Saturday, August 29, 2009

Normal


So I just finished watching "Normal" and have been letting the film just sort of mull around in my head. I liked it, a lot, so I'm trying my best to let it settle in. It takes very few risks, and I like it for that, believe it or not it works better following plot points Ive seen in other films than trying to forge a new path and most likely failing. There are of course the rare gems that do something new, and do something incredible (Pi, Memento, Reservoir Dogs, etc.) but I think for the most part movies that try and do something new have to push the limits and this alienates most of the audience. Those movies are usually the ones I gravitate towards because I don't want to watch the same movie over and over again with new actors.

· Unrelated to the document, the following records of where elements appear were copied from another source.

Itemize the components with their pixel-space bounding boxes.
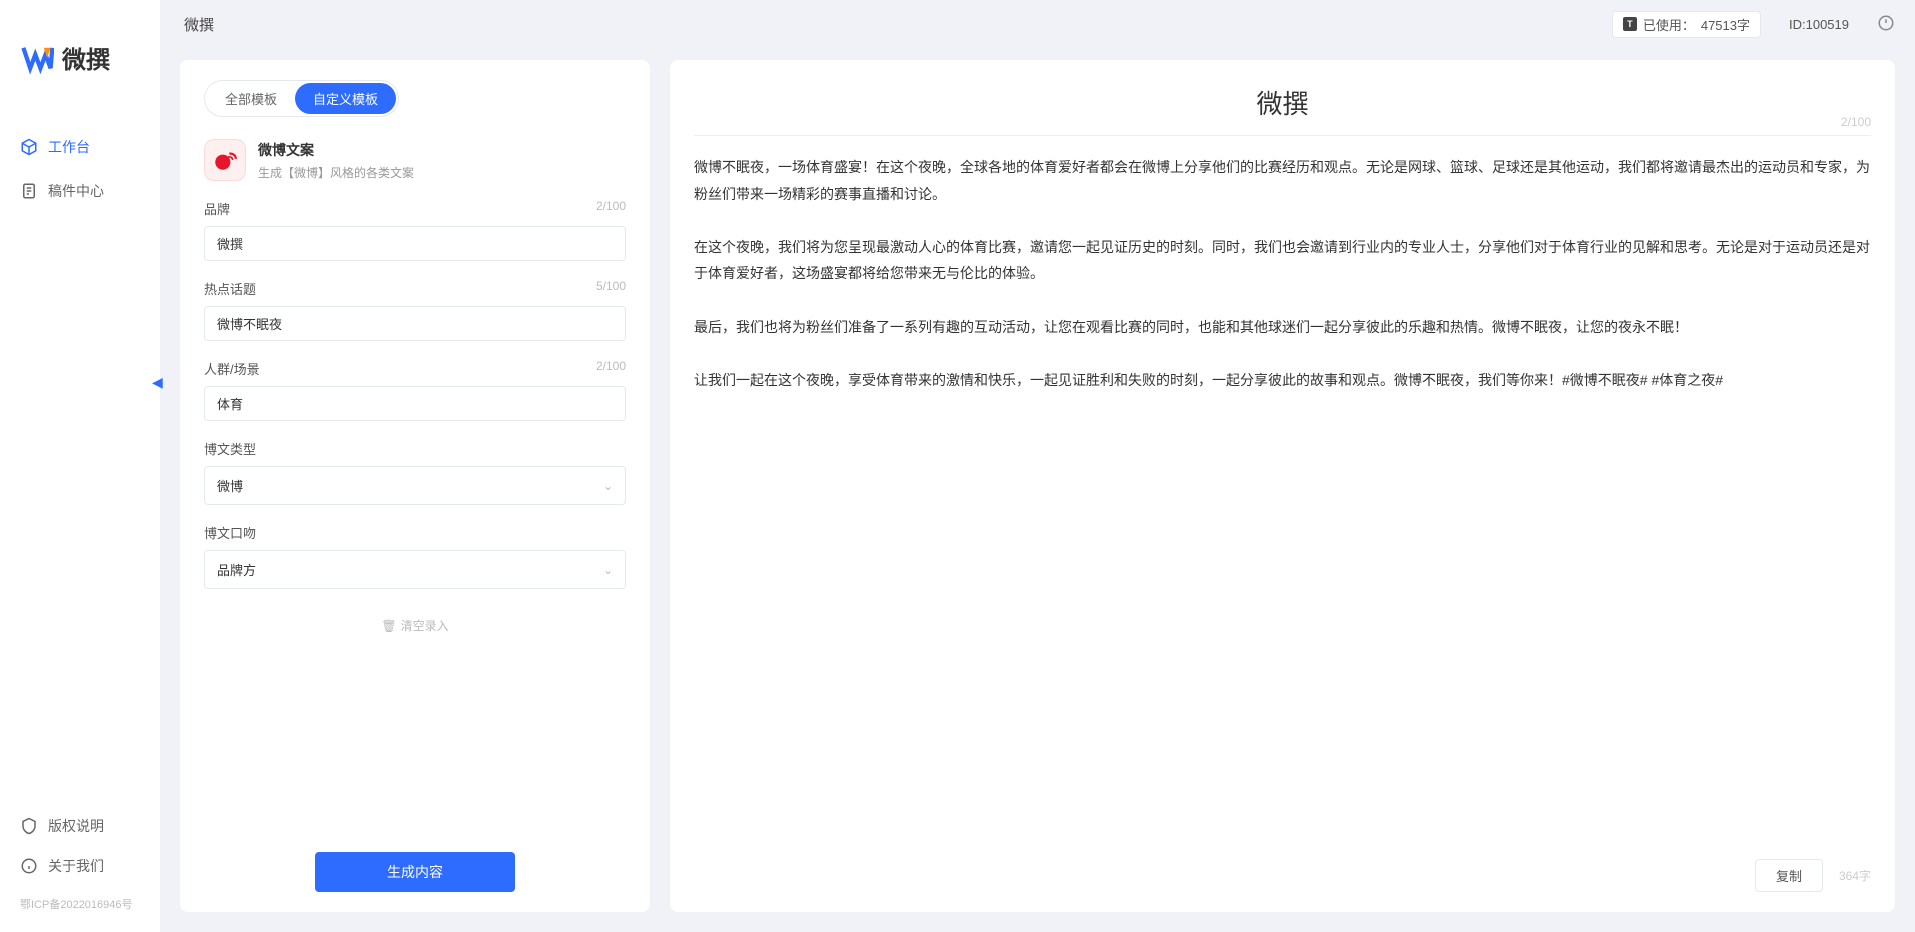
scene-input[interactable] xyxy=(204,386,626,421)
field-label-scene: 人群/场景 xyxy=(204,359,260,378)
usage-value: 47513字 xyxy=(1701,15,1750,34)
chevron-down-icon: ⌄ xyxy=(603,479,613,493)
icp-text: 鄂ICP备2022016946号 xyxy=(0,896,160,912)
usage-prefix: 已使用： xyxy=(1643,15,1695,34)
topbar: 微撰 T 已使用： 47513字 ID:100519 xyxy=(160,0,1915,48)
content: 全部模板 自定义模板 微博文案 生成【微博】风格的各类文案 品牌 xyxy=(160,48,1915,932)
post-type-select[interactable]: 微博 ⌄ xyxy=(204,466,626,505)
document-icon xyxy=(20,182,38,200)
sidebar-collapse-arrow[interactable]: ◀ xyxy=(152,374,163,391)
nav-item-label: 版权说明 xyxy=(48,816,104,836)
user-id-label: ID:100519 xyxy=(1789,17,1849,32)
field-label-brand: 品牌 xyxy=(204,199,230,218)
output-title: 微撰 xyxy=(694,80,1871,135)
brand-logo: 微撰 xyxy=(0,20,160,105)
sidebar-footer: 版权说明 关于我们 xyxy=(0,806,160,896)
nav-item-drafts[interactable]: 稿件中心 xyxy=(0,169,160,213)
template-tabs: 全部模板 自定义模板 xyxy=(204,80,399,117)
nav: 工作台 稿件中心 xyxy=(0,105,160,806)
topic-input[interactable] xyxy=(204,306,626,341)
main: 微撰 T 已使用： 47513字 ID:100519 全部模板 自定义模板 xyxy=(160,0,1915,932)
clear-input-link[interactable]: 🗑 清空录入 xyxy=(204,607,626,644)
shield-icon xyxy=(20,817,38,835)
field-label-topic: 热点话题 xyxy=(204,279,256,298)
trash-icon: 🗑 xyxy=(381,619,396,633)
input-panel: 全部模板 自定义模板 微博文案 生成【微博】风格的各类文案 品牌 xyxy=(180,60,650,912)
topbar-right: T 已使用： 47513字 ID:100519 xyxy=(1612,11,1895,38)
template-desc: 生成【微博】风格的各类文案 xyxy=(258,164,414,181)
template-title: 微博文案 xyxy=(258,140,414,160)
weibo-icon xyxy=(204,139,246,181)
output-body: 微博不眠夜，一场体育盛宴！在这个夜晚，全球各地的体育爱好者都会在微博上分享他们的… xyxy=(694,154,1871,393)
post-tone-select[interactable]: 品牌方 ⌄ xyxy=(204,550,626,589)
nav-item-label: 稿件中心 xyxy=(48,181,104,201)
text-icon: T xyxy=(1623,17,1637,31)
copy-button[interactable]: 复制 xyxy=(1755,859,1823,892)
usage-badge[interactable]: T 已使用： 47513字 xyxy=(1612,11,1761,38)
nav-item-label: 关于我们 xyxy=(48,856,104,876)
nav-item-about[interactable]: 关于我们 xyxy=(20,846,140,886)
cube-icon xyxy=(20,138,38,156)
nav-item-copyright[interactable]: 版权说明 xyxy=(20,806,140,846)
generate-button[interactable]: 生成内容 xyxy=(315,852,515,892)
select-value: 微博 xyxy=(217,476,243,495)
chevron-down-icon: ⌄ xyxy=(603,563,613,577)
form: 品牌 2/100 热点话题 5/100 xyxy=(204,199,626,832)
field-label-type: 博文类型 xyxy=(204,439,256,458)
power-icon[interactable] xyxy=(1877,14,1895,35)
page-title: 微撰 xyxy=(184,14,214,35)
field-count-brand: 2/100 xyxy=(596,199,626,218)
field-count-scene: 2/100 xyxy=(596,359,626,378)
nav-item-workspace[interactable]: 工作台 xyxy=(0,125,160,169)
tab-all-templates[interactable]: 全部模板 xyxy=(207,83,295,114)
char-count: 364字 xyxy=(1839,867,1871,884)
brand-text: 微撰 xyxy=(62,40,110,75)
brand-input[interactable] xyxy=(204,226,626,261)
info-icon xyxy=(20,857,38,875)
select-value: 品牌方 xyxy=(217,560,256,579)
output-top-count: 2/100 xyxy=(1841,115,1871,129)
nav-item-label: 工作台 xyxy=(48,137,90,157)
template-card: 微博文案 生成【微博】风格的各类文案 xyxy=(204,133,626,199)
logo-icon xyxy=(20,41,54,75)
field-label-tone: 博文口吻 xyxy=(204,523,256,542)
sidebar: 微撰 工作台 稿件中心 版权说明 xyxy=(0,0,160,932)
field-count-topic: 5/100 xyxy=(596,279,626,298)
output-panel: 微撰 2/100 微博不眠夜，一场体育盛宴！在这个夜晚，全球各地的体育爱好者都会… xyxy=(670,60,1895,912)
clear-label: 清空录入 xyxy=(401,617,449,634)
tab-custom-templates[interactable]: 自定义模板 xyxy=(295,83,396,114)
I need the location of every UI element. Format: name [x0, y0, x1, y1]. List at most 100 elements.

With that said the story is very familiar, we follow several people in the after math of a car crash that killed a teen that everyone loved. Something I really loved that they did was the only way you ever see the mysterious teen is through two photographs, one being the newspaper article that the man who ran his car into the teens cant seem to throw away, and the other being the mothers photograph of her and her two sons, which we only see momentarily. Other than those two examples we know almost nothing about this person who the whole narrative centers itself on.

Another thing they did that was different and made it more enjoyable is that the crash didn't just happen, its been two years, they have just begun to move on, but are forever reminded of how life used to be. Like a scar that has healed, but still hurts our characters keep rubbing them as the familiar sting of an old would returns. We sympathize with all of them, although it gets hard to with the mother, played very well by Carrie Anne Moss. She had a hard role, of course you feel for her, but she is like an anchor on her family, pulling them down with her, and drowning their hopes of living a normal life. You start to resent her ability to do and say as she pleases with the excuse of mourning.

Most of the story surprisingly doesn't revolve around the teens death though, most of it is as they go on with their lives they are reminded that they are not the people they were before, and the guilt or regret of that is killing them, and making them do bad things. That's why I would say the movie is more about the mistakes we make, how we have to live with them, and how they change us. In this way it makes it different than other movies about people living with a terrible thing. Its the terrible thing that is leading them to do these other terrible things which is what we are focusing on.

The acting was great all around, I was able to recognize a few of the actors, but for the most part I was able to just accept them as these people and run with it. With Moss she had a tough role to play, one that you want to feel for her but the character makes it hard, and she does great with the role, she shows that she is more than just Trinity.

The way its shot isn't the usual gritty look that these type of movies go with, but its certainly not clean either. It is a healthy middle ground, it looks like real life. Its a Canadian movie so maybe that's why I had never heard of it till I found it on Netflix, even though it just came out in 2007. It should have gotten at least some press because it was a more than decent drama, and I think its because it never strays into melodrama. Nothing to me seemed over the top with it, in that way the roles might be considered underplayed, but I would say the opposite, they found the core of the emotions that would run these people and they played it like that instead of people howling and yelling to the heavens "Why me, curse the day he was born" sort of stuff. Certainly worth a look if you like indie dramas. 7/10 stars.